In the biological world, the rapid advances in big data genetic technologies have allowed us unprecedented insights into how organisms function in and adapt to their ever-changing ecosystems. We are regularly unraveling the DNA code for different species in our quest to answer questions related to disease prevention, food production, industrial bio-products and general organism health.
We can now look at the very essence of our biology and see what genes are being turned off and on in relation to specific environmental stressors and even predict the potential for certain disease risks in the future for humans. The social and legal implications of this level of insight are still being grappled with, inside and outside of courtrooms.

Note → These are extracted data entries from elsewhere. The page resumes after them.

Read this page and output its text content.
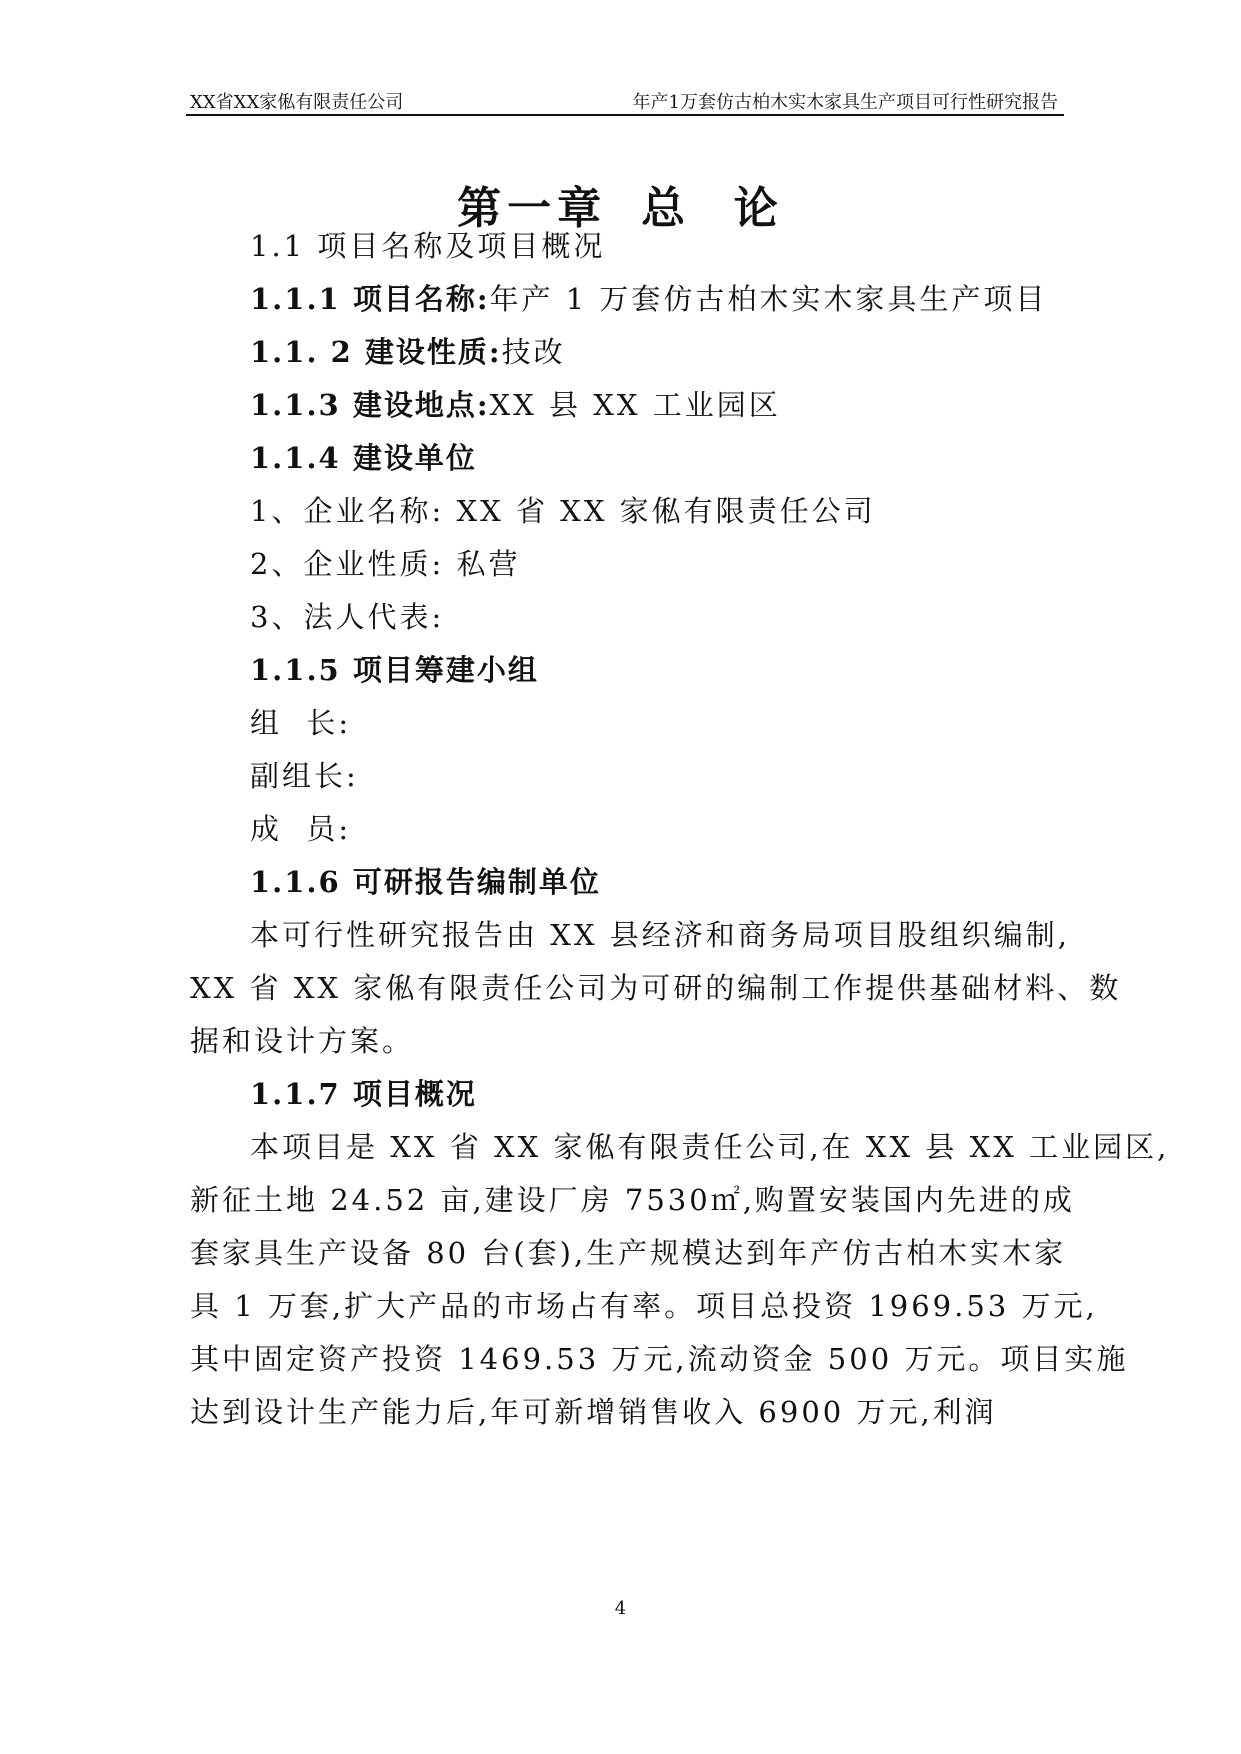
XX省XX家俬有限责任公司	年产1万套仿古柏木实木家具生产项目可行性研究报告
第一章 总  论
1.1 项目名称及项目概况
1.1.1 项目名称:年产 1 万套仿古柏木实木家具生产项目
1.1. 2 建设性质:技改
1.1.3 建设地点:XX 县 XX 工业园区
1.1.4 建设单位
1、企业名称: XX 省 XX 家俬有限责任公司
2、企业性质: 私营
3、法人代表:
1.1.5 项目筹建小组
组  长:
副组长:
成  员:
1.1.6 可研报告编制单位
本可行性研究报告由 XX 县经济和商务局项目股组织编制,
XX 省 XX 家俬有限责任公司为可研的编制工作提供基础材料、数
据和设计方案。
1.1.7 项目概况
本项目是 XX 省 XX 家俬有限责任公司,在 XX 县 XX 工业园区,
新征土地 24.52 亩,建设厂房 7530㎡,购置安装国内先进的成
套家具生产设备 80 台(套),生产规模达到年产仿古柏木实木家
具 1 万套,扩大产品的市场占有率。项目总投资 1969.53 万元,
其中固定资产投资 1469.53 万元,流动资金 500 万元。项目实施
达到设计生产能力后,年可新增销售收入 6900 万元,利润
4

One of the dramatic offshoots of the genetic technology has been the rebirth of the science of microbiology. In the past, up to 99% of the bacteria were not identifiable with classic taxonomic methods such as shape definition, ability to be stained, or the ability to digest sugars—now bacteria are regularly being identified through their DNA fingerprints. The field of microbial ecology has exploded with recent studies.
And it turns out that the bacteria all around us may be the “dark matter” that is holding all of our biological universe together—they’re involved in almost every aspect of life-processes with the various species. Perhaps this is not surprising as bacteria represented the first forms of life on this planet 3.5 billion years ago as stromatolites.
They have co-evolved with all the subsequent lifeforms from the start and can be found in every environment on earth. In medicine, studies such as the American Gut Project are showing direct linkages of bacteria to many of the current maladies that afflict the human condition such as: allergies, autism, autoimmune diseases, cancer, diabetes, gastric ulcers, inflammatory bowel diseases and obesity to name a few.
So it shouldn’t be surprising that bacteria also play a major role in aquatic ecosystem processes. Studies in Canada, United States, Norway, China, Australia and others are all using this genetic technology to help society understand the dynamics of underwater ecosystems and the health of the organisms within.
This technological approach with bacteria is also being applied within GAIN to help understand some of the ecological dynamics in aquaculture farms. Because bacteria grow in hours, microbes may match well with the time resolution of big data physical measurements and may become part of a method that can be used to fine-tune aquaculture activities.